The UK will withdraw from the European Economic Area, on I-Day. (Today, under Article 127 of the 1994 Agreement on the European Economic Area and subsequent amendments, the UK has given contracting parties the required twelve months’ notice of its withdrawal.)
The practical result of UK withdrawal from the EU Customs Union, its “Single Market” and the European Economic Area is that the UK, in its post-exit trading relations with the EU and the rest of the world, will not be adopting the so-called “Norwegian Option” of semi-detached participation in the Single Market. Neither will the UK adopt the “Swiss Option” of sectoral bilateral Free Trade Agreements (“FTAs”) with the EU, nor the “Turkish Option” of membership of the EU Customs Union.
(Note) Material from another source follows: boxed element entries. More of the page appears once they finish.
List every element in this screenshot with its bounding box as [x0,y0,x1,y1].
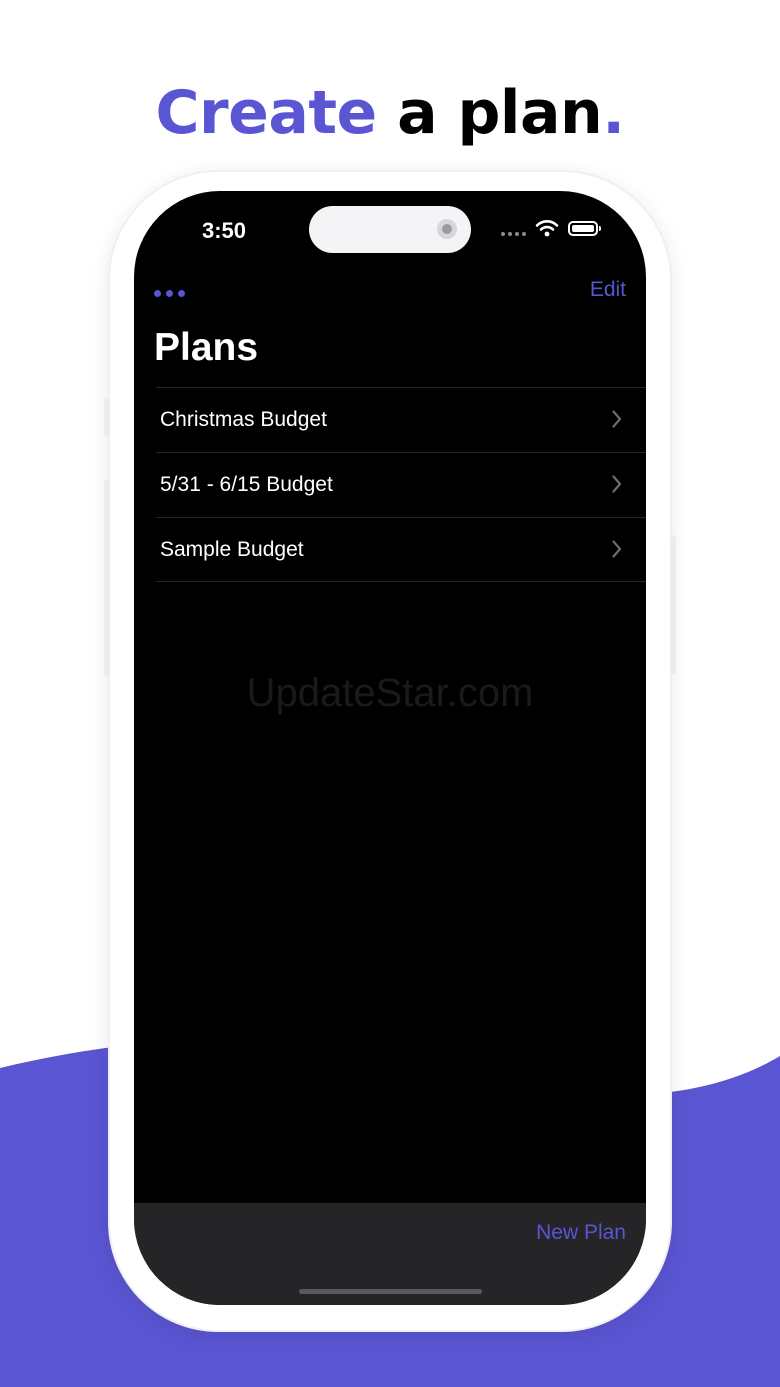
plan-list: Christmas Budget 5/31 - 6/15 Budget Samp… [156,387,646,582]
chevron-right-icon [612,475,622,493]
plan-row-label: 5/31 - 6/15 Budget [160,473,333,496]
chevron-right-icon [612,540,622,558]
new-plan-button[interactable]: New Plan [536,1221,626,1245]
camera-icon [437,219,457,239]
more-options-button[interactable] [152,285,192,307]
plan-row-christmas-budget[interactable]: Christmas Budget [156,387,646,452]
edit-button[interactable]: Edit [590,278,626,302]
plan-row-5-31-6-15-budget[interactable]: 5/31 - 6/15 Budget [156,452,646,517]
phone-screen: 3:50 Edit Plans Christmas Budget 5/31 - … [134,191,646,1305]
plan-row-label: Christmas Budget [160,408,327,431]
headline-accent-word: Create [155,78,378,148]
signal-dots-icon [501,232,527,237]
dynamic-island [309,206,471,253]
headline-period: . [602,78,625,148]
page-title: Plans [154,326,259,369]
headline: Create a plan. [0,78,780,148]
headline-rest: a plan [376,78,603,148]
phone-side-button-left-lower [104,480,110,676]
status-time: 3:50 [202,218,247,243]
plan-row-sample-budget[interactable]: Sample Budget [156,517,646,582]
watermark: UpdateStar.com [246,671,534,715]
wifi-icon [535,220,559,237]
phone-side-button-left-upper [104,398,110,436]
phone-side-button-right [670,535,676,675]
battery-icon [568,221,601,236]
home-indicator[interactable] [299,1289,482,1294]
plan-row-label: Sample Budget [160,538,304,561]
bottom-toolbar: New Plan [134,1203,646,1305]
chevron-right-icon [612,410,622,428]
7. Post I-Day, the UK to declare and implement free trade with the world
On I-Day, the United Kingdom will unilaterally declare and implement free trade (that is to say, trade free of customs duties, tariffs, quotas and other restrictions) with the whole world, including the EU, under the treaty, legal and regulatory umbrellas of the Geneva-based World Trade Organisation (the WTO), the Paris-based Organisation for Economic Co-operation and Development (OECD) and the United Nations (UNO). Imports into the UK from EU-27 will enter the UK freely with zero customs duties/tariffs and with zero quantitative restrictions, though quality controls (technical, pharmaceutical, veterinary etc) will remain in place. On I-Day, in respect of incoming Foreign Direct Investment (“FDI”) and associated flows of licence fees, dividends and interest, the UK will repeal any remaining restrictions apart from those concerning national security. On I-Day there will be no change in the UK’s policy of welcoming FDI from all countries, including members of the EU. The UK, having unilaterally declared free trade with all other countries, will invite all other countries, including EU-members, to reciprocate by treating UK exports in the same way.
The UK will equip itself with WTO-compatible reserve powers enabling it, from I-Day onwards, to apply countervailing measures, based on reciprocity, on imports from any of its trading partners which persistently discriminate unfairly against UK exports.